After initially refusing to suspend Elevidys distribution after two deaths, Sarepta has now given in to the FDA’s request, noting the need to maintain a good working relationship with the regulator.
Sarepta Therapeutics will comply with an FDA request to temporarily stop all U.S. shipments of its Duchenne muscular dystrophy therapy Elevidys, walking back its previous decision to keep the gene therapy available to patients despite mounting safety concerns and regulatory scrutiny.
In an announcement on Monday evening, the Massachusetts biotech said that the move will give it enough time to respond to the FDA’s information requests regarding Elevidys, and allow the regulator and the company to complete the supplemental safety labeling process. Shipments will be suspended starting at the close of business Tuesday, July 22.
Writing to investors soon after Sarepta’s announcement, analysts at Jefferies said that the decision to stop shipments “makes sense to us, since a major hospital . . . has just paused dosing anyway,” referring to the Children’s Hospital of LA. Still, with Elevidys paused, the drug’s sales outlook “now faces an additional uncertainty,” the analysts wrote.
“The key questions are how long the pause will remain in effect, and how much of Elevidys’ adoption in ambulatory DMD [Duchenne muscular dystrophy] will ultimately be affected,” Jefferies continued.
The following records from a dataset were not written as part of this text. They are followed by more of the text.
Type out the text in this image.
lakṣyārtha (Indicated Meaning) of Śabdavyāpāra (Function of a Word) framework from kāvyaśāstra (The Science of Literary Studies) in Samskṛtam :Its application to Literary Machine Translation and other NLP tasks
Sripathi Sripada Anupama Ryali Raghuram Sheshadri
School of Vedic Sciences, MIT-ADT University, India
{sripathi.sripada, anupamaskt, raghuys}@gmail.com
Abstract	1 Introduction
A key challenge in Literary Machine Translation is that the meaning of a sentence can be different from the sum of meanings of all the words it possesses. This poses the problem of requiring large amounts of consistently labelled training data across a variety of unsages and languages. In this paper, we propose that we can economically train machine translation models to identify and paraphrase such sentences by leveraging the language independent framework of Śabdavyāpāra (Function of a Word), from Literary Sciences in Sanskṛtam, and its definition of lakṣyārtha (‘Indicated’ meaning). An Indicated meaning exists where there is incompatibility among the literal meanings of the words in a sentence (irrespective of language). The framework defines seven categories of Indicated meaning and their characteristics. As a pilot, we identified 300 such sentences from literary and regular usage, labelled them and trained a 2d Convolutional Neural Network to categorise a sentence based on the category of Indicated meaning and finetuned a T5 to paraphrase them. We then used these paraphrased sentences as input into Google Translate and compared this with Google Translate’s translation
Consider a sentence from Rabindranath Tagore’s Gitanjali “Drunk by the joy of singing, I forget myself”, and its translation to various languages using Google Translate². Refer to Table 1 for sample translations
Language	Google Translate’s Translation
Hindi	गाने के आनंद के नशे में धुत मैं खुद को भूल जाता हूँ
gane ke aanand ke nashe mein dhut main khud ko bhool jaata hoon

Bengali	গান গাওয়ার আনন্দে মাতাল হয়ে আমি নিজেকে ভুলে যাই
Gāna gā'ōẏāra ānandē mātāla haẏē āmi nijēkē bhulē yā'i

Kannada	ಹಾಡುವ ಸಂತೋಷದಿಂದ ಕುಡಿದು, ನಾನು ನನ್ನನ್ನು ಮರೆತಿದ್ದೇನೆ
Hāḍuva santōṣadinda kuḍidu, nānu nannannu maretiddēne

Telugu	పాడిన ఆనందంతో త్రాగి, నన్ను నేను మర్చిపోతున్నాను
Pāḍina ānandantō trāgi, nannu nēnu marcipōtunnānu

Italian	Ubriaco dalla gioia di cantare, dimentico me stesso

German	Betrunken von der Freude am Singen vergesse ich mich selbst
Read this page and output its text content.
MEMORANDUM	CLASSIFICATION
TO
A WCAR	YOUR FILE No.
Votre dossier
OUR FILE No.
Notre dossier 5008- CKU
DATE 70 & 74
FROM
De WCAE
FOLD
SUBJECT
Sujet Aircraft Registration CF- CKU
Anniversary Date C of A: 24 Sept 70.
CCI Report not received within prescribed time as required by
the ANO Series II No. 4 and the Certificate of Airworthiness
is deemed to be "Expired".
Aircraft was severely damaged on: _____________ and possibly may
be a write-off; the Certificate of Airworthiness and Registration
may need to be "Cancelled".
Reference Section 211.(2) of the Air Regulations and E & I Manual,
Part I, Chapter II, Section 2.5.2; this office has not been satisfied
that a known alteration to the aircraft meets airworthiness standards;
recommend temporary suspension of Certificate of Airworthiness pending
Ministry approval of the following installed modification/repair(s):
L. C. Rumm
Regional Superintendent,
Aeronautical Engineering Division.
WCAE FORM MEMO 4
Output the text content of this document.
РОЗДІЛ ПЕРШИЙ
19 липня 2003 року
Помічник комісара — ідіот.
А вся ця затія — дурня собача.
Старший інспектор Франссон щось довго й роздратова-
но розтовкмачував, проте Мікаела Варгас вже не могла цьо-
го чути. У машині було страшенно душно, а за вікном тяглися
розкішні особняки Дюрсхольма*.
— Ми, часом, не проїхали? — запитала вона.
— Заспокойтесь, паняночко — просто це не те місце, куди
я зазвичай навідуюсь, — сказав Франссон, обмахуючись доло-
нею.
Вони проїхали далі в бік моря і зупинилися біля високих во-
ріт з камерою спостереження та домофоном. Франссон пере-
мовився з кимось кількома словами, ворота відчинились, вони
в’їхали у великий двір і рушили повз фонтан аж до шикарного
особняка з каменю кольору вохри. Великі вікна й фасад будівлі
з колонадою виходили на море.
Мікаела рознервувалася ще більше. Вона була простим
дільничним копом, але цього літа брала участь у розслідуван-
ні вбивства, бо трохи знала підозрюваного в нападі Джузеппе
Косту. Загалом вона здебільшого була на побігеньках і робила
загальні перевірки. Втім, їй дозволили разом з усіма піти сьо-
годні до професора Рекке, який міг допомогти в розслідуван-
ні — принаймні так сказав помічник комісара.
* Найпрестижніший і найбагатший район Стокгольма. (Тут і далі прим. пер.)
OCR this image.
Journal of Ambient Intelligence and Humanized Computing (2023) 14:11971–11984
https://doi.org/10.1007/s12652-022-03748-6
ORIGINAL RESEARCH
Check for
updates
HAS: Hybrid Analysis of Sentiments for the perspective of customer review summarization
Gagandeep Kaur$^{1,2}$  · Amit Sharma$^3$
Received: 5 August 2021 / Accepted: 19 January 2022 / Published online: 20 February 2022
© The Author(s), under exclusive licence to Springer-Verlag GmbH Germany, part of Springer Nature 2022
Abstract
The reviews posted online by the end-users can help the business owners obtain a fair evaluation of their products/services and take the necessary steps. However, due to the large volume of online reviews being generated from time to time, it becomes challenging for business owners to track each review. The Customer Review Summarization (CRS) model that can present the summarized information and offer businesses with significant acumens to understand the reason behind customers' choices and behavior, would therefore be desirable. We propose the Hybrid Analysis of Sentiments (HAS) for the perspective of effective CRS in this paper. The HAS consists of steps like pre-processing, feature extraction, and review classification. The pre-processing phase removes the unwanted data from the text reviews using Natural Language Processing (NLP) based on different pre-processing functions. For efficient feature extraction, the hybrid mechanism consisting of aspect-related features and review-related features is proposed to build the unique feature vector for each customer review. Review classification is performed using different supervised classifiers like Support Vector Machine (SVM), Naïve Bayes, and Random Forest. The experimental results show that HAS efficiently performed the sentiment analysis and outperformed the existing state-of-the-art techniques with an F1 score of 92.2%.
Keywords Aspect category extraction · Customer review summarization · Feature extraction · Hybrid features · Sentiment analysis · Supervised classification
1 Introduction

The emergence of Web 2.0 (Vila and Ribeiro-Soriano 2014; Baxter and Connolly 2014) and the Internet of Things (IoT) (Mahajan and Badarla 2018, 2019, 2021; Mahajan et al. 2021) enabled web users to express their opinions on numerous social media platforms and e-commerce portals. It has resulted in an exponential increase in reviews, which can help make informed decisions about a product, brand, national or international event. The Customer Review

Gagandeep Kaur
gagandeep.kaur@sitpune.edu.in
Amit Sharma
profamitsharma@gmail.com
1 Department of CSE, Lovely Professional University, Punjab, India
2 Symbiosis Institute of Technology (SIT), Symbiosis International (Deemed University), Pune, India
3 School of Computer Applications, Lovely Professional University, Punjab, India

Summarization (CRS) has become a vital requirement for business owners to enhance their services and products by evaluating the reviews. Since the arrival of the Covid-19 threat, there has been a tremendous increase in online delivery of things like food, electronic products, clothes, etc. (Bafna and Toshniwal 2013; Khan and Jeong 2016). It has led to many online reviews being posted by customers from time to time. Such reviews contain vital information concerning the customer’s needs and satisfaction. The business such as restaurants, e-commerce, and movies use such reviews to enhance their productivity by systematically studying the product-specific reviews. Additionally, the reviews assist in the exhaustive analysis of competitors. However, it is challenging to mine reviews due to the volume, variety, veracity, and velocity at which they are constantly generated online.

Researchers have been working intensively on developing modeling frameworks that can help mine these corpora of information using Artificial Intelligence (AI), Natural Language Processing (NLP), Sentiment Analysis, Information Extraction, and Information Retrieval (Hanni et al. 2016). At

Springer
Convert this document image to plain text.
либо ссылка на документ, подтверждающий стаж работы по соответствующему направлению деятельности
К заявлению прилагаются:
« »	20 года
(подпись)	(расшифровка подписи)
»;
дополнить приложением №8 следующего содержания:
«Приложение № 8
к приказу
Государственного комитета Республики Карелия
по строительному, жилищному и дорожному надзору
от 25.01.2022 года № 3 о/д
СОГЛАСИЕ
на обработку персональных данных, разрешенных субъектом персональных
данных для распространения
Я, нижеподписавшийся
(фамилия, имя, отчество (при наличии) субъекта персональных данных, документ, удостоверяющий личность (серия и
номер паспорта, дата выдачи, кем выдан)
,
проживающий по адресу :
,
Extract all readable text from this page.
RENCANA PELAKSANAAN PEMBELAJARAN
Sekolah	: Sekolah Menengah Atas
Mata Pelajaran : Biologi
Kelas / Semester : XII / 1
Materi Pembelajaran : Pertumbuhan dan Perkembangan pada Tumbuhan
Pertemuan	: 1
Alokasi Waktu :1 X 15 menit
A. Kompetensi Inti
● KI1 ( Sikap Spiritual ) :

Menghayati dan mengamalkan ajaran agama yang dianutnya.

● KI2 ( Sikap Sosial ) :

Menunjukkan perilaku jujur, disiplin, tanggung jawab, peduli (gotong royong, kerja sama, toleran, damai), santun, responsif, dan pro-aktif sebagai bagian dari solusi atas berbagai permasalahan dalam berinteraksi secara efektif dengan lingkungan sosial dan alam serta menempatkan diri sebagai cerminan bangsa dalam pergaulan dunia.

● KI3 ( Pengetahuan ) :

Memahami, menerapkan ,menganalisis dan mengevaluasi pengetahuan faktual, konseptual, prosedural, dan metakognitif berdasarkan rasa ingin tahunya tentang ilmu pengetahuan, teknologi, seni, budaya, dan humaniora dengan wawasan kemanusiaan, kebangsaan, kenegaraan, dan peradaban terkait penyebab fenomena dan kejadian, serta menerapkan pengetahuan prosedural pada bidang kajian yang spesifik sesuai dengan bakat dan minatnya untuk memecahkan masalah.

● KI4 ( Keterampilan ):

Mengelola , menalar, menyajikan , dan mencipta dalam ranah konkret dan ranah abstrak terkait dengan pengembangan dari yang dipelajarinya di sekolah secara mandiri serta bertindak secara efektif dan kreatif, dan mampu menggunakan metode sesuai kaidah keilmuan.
The suspension, the analysts emphasized, is voluntary in nature, which means that Sarepta “can technically elect to resume Elevidys shipments at any time.”
Sarepta has reported three patient deaths in recent months, the first two of which are linked to Elevidys. News of the first mortality came in March, the second in June and the third last week—all of which were attributed to acute liver failure, a known complication of adeno-associated virus vector-based gene therapies. The last of the reported deaths were reported in a patient treated with SRP-9004, an experimental gene therapy for limb-girdle muscular dystrophy (LGMD). Sarepta stopped shipping Elevidys for non-ambulatory patients on June 15.
These three patient deaths have made Sarepta’s story “challenging to navigate,” Jefferies said in its Monday note. “Looking ahead, we still expect more patients/families/physicians to rethink therapy, and wouldn’t be surprised if the patient community grew more divided.”
In response to the announcements of these deaths, the FDA on Friday requested that Sarepta suspend all of its Elevidys shipments in the U.S., including in ambulatory patients, but the company initially refused to comply. “We will continue to ship Elevidys to the ambulant population,” Sarepta said on its own news release on Friday, noting that its “comprehensive scientific interpretation of the data” shows “no new or changed safety signals” in these patients.
Sarepta has now walked back on that initial refusal, citing the need to stay on good terms with the FDA. “It is important for the patients we serve that Sarepta maintains a productive and positive working relationship with FDA, and it became obvious that maintaining that productive working relationship required this temporary suspension,” Sarepta CEO Doug Ingram said in a prepared statement alongside Monday’s press announcement.
The FDA on Friday also suspended all of Sarepta’s clinical trials of LGMD and took back its Platform Technology Designation for the company’s vector platform, which it uses to deliver its gene therapies.